March Madness is not a basketball tournament. It is an event boarding on phenomenon. Across America for four weeks, previously unknown teenagers will become household names, grown men will cry and over $1 Billion in illegal gambling money will change hands. Welcome to the most exciting event in all sport.
I am aware that I hail from America and that I am writing in a country where soccer is king, but there is simply no greater sporting event then the NCAA Basketball Tournament.
I could talk about how basketball is faster paced then soccer, that there is more scoring and all that. However, what truly makes March Madness great goes beyond just the game of basketball itself.
First, there is how it is formulated. The over 300 teams that compete in the NCAA’s Division 1 are narrowed down to 68. 31 teams automatically get in due to winning their conference tournaments while the other 37 are determined by a selection committee that chooses the best teams that did not receive automatic bids. From those 68 a bracket is formed. 68 turns into 64, 64 into 32, 32 into 16 and so on until a champion is crowned.
As soon as the bracket comes out, on which is known Selection Sunday, the obsession begins.
The 68 team field is devoured, dissected and discussed amongst every American sports fan with a pulse.
Who will win the tournament becomes the dominant topic of conversation across the country until the games begin. Here is where things get weird. The excitement surrounding the tournament is as much about correctly picking the outcome of each game as it is about the actual games themselves.
Last year over 6.45 million brackets were submitted to espn.com and that doesn’t even count the number of brackets submitted to other websites as well as the number of separate office pools across the country.
Filling out brackets becomes an addiction, I filled out 5 one year, that can only be satisfied by picking correctly.
However, the ultimate point in filling out a bracket isn’t even about being completely right, the odds of picking every game correctly are 1 in 9.2 quintillion, it’s solely about being more right than your friends.
March Madness provides a delightful reminder that there is no greater satisfaction then looking your friend in the eye after correctly calling a huge upset and smugly saying, “I told you so.”

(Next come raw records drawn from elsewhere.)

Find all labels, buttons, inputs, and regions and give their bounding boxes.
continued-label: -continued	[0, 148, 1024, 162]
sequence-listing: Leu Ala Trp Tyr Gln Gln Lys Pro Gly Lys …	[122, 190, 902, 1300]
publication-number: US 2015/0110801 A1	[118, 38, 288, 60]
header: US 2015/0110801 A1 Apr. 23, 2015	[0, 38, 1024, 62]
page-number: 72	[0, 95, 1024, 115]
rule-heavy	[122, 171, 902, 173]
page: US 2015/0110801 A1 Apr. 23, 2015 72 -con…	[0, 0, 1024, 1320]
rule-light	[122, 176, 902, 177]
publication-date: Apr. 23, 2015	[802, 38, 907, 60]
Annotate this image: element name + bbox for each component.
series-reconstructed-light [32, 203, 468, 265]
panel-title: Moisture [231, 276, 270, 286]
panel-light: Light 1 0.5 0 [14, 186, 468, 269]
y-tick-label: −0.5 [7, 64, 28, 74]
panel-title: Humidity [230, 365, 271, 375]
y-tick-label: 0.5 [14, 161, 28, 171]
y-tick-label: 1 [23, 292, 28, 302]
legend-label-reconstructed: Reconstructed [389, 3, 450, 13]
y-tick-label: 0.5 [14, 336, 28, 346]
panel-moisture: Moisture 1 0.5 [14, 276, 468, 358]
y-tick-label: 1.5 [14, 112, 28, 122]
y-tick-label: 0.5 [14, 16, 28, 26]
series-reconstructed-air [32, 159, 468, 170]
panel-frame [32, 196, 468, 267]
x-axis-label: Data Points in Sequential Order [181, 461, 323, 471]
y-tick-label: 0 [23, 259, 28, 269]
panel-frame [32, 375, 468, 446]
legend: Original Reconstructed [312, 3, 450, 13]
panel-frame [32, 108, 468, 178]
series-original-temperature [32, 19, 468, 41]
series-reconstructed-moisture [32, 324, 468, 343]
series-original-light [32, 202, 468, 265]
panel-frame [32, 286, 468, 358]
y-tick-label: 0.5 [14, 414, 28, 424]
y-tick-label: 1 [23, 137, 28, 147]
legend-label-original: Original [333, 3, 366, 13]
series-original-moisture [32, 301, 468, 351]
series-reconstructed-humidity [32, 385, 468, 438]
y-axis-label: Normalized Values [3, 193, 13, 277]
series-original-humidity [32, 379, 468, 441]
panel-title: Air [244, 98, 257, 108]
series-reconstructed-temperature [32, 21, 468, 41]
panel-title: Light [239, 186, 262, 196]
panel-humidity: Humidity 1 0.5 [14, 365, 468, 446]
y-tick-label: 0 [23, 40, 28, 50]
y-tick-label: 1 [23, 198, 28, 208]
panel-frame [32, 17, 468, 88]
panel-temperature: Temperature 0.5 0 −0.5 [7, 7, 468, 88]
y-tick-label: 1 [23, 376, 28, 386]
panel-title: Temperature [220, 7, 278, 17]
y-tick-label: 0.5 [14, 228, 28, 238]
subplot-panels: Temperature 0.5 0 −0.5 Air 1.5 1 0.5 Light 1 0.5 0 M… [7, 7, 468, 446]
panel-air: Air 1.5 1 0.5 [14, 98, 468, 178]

Once the match ups are over analysed and your picks are made, the games begin.
And once they begin, nothing else matters.
The first round of games starts around noon on Thursday, meaning that a few arrangements have to be made in order to watch them. Sick days are called in, classes are skipped and family member randomly die, all just to catch the first bits of Madness. I remember taking an extremely long bathroom break during one of my classes on the first day of the tournament last year, just to sprint to the local bar across the street to catch the end of one particularly close game that could potentially ruin my bracket.
My decision to cut class probably explains the ridiculousness of March Madness the best. Even though it was just last year, I have no idea who won and I have no idea who played. All I know is that I needed one of the teams to win to salvage my pitiful bracket and there was no way I was going to miss the game. Sacrifices had to be made.
In 10 years of making a bracket I have never won my pool and there is a great chance that I never will. However I, like all Americans, will continue to immerse myself in the Madness because if by some miracle I get the most games right, as the champion lifts the trophy a centre court, I get to feel like I won too.